For long-horizon retirement investors, Intercontinental Exchange, Inc.
(ICE) is the stronger choice — it scores higher on the combination of lower volatility, dividend reliability, and long-term compounding (low volatility (β 0. 35), 1. 4% yield, +195. 3% 10Y return). Both have compounded well over 10 years (ICE: +195. 3%, MYFW: +55. 0%), confirming both are viable long-term holds — but the lower-volatility option typically results in less emotional selling during corrections. Retirement portfolios generally favour predictability over maximum returns. Consult a financial advisor before making allocation decisions.
10What are the main differences between MYFW and BLK and JPM and ICE and STT?
Both stocks operate in the Financial Services sector, making this a peer-level intra-sector comparison — the same macro tailwinds and headwinds will affect both.
In terms of investment character: MYFW is a small-cap quality compounder stock; BLK is a mid-cap high-growth stock; JPM is a large-cap deep-value stock; ICE is a mid-cap quality compounder stock; STT is a mid-cap deep-value stock.

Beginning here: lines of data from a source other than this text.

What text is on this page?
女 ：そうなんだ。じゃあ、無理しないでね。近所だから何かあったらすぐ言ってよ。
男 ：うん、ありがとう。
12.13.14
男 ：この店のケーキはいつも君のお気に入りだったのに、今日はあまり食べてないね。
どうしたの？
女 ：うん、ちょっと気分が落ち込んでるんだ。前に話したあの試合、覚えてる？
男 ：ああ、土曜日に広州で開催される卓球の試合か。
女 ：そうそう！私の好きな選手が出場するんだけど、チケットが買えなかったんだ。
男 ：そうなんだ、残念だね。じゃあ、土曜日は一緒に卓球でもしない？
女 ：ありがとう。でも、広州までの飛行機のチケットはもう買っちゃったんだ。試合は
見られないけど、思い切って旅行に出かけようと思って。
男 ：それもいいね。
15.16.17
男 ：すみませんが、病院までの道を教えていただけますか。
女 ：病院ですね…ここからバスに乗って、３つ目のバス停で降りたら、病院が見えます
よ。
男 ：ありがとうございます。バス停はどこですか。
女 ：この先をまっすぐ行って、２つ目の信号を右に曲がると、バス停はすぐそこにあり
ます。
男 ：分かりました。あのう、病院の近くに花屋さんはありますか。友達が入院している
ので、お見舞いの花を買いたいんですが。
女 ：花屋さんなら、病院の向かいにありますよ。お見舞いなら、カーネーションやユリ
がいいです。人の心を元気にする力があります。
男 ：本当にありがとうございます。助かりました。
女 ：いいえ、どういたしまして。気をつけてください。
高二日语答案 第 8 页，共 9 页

BLK, JPM, ICE, STT pay a dividend while MYFW does not, making them suitable for different income and tax situations. These fundamental differences mean investors should not choose between them on a single metric — the "better stock" depends entirely on which of these characteristics aligns with your investment strategy.
You Might Also Compare
Based on how these companies actually compete and overlap — not just which sector they're filed under.